May 26, 2011 11:22 GMT  ·  By

Trend Micro researchers are backing up anti-malware experts from Sophos in claiming that Microsoft's recently published SmartScreen numbers are of little relevance and might actually lead to a false sense of security.

Starting with Internet Explorer 9 Microsoft has added an application reputation component to the browser's already existent SmartScreen filter.

The SmartScreen technology was originally introduced in Internet Explorer 7 as a malicious URL blocking feature and, according to the browser vendor, it has blocked 160 million phishing pages and 1.5 billion malware distribution sites so far.

Microsoft claims that IE's new app reputation filter kicks in immediately when a new attack is launched, unlike traditional antivirus signatures that start appearing after the eleventh hour.

The company says that SmartScreen warnings only appear for one in ten downloads and that one in fourteen downloaded files ultimately confirmed as malware.

Last week, Chester Wisniewski, a senior security advisor at Sophos, expressed several concerns about the numbers released by Microsoft to outline the success of IE9's app reputation feature.

As the security expert points out, there's a big problem with these statistics.
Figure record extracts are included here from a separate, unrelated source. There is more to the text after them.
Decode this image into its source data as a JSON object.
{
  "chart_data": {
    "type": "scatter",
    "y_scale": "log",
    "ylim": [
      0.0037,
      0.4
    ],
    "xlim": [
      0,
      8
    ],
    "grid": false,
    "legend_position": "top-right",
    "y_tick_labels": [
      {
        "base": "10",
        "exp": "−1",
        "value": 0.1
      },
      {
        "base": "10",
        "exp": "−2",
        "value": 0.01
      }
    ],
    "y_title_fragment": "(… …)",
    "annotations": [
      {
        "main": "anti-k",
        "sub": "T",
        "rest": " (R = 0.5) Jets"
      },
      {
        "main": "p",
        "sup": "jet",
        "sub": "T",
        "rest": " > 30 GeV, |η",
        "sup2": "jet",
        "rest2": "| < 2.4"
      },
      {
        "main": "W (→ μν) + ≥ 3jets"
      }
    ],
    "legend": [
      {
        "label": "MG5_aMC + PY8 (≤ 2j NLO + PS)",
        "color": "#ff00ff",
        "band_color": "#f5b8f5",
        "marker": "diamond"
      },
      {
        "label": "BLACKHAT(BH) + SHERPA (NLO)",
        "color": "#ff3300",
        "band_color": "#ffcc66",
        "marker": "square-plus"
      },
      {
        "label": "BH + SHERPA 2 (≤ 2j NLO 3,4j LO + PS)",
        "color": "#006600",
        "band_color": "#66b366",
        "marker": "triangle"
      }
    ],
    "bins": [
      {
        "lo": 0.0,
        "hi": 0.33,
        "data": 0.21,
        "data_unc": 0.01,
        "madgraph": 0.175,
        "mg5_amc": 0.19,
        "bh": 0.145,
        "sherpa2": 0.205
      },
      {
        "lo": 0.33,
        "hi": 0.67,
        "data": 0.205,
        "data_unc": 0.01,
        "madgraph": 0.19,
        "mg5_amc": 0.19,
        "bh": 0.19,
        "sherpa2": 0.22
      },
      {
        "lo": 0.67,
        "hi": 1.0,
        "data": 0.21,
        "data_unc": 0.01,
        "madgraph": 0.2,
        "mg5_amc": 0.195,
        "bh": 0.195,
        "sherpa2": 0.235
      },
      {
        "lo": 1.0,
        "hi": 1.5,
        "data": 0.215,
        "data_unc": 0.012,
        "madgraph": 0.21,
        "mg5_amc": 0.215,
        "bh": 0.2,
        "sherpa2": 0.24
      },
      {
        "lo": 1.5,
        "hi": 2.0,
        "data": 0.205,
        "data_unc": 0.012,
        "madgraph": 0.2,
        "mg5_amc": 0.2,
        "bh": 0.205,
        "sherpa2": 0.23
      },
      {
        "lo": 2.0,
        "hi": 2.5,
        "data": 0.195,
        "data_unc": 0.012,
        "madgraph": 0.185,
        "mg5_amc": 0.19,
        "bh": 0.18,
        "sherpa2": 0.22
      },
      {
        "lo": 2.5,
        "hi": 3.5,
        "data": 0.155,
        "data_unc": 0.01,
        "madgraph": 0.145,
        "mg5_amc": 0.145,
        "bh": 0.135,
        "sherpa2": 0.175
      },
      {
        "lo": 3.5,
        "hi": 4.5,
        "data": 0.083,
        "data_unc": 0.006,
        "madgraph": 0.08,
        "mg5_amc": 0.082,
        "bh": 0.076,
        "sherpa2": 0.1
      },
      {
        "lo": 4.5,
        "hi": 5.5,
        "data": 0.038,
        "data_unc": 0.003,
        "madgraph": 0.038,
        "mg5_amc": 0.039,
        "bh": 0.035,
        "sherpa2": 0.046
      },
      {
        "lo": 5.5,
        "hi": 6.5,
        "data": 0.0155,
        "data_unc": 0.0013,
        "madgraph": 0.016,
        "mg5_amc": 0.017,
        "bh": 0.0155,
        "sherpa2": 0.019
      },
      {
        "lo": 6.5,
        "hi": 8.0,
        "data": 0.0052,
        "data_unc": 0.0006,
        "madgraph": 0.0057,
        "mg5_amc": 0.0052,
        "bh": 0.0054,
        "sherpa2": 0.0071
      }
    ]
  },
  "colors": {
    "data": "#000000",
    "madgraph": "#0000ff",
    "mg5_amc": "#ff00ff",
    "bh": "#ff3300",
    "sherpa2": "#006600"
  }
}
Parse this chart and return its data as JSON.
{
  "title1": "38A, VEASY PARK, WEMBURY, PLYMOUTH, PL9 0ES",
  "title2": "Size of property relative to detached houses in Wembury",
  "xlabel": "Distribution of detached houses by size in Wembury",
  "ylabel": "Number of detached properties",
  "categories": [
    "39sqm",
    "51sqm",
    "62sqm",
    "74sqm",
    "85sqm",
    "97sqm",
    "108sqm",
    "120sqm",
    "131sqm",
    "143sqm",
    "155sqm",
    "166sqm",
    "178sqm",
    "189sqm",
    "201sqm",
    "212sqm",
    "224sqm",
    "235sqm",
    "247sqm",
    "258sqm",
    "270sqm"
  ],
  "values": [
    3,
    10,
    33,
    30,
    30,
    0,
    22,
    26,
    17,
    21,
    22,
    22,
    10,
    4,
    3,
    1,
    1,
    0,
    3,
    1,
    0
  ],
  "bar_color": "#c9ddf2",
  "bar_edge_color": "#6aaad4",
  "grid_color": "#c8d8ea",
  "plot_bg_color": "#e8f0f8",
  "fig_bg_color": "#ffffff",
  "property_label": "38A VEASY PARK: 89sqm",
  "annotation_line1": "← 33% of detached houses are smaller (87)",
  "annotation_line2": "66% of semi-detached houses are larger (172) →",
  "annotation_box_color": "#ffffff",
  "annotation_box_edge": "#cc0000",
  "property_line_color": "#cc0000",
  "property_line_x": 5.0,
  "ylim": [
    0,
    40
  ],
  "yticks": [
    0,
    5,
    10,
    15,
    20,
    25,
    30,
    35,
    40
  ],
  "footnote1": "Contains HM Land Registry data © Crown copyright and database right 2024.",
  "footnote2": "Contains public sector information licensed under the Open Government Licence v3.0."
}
They lack comparison with other, more prevalent, web infection vectors like drive-by downloads.

Drive-by download attacks occur when websites exploit vulnerabilities in plug-ins like Java, Flash or Adobe Reader to install malware on computers. In these cases, the browser has no control over the downloads.

"While we cannot comment on the exact methodology used in Microsoft’s own tests, we have to agree with Sophos’ questioning of the rather surprising results Microsoft published," said Martin Roesler, director for threat research at Trend Micro.

Mr. Roesler published a chart from the company's own internal benchmark testing which shows IE9 blocking a little over 5% of malicious URLs thrown at it. In comparison, Sophos blocked over 30%, Kaspersky Lab around 50% and Trend Micro close to 70%.

The main problem with this is not that IE9's reputation filter is not a good layer of security, because every bit helps, but that flaunting it as great web malware blocking technology when it's not, might give IE9 users a false sense of protection.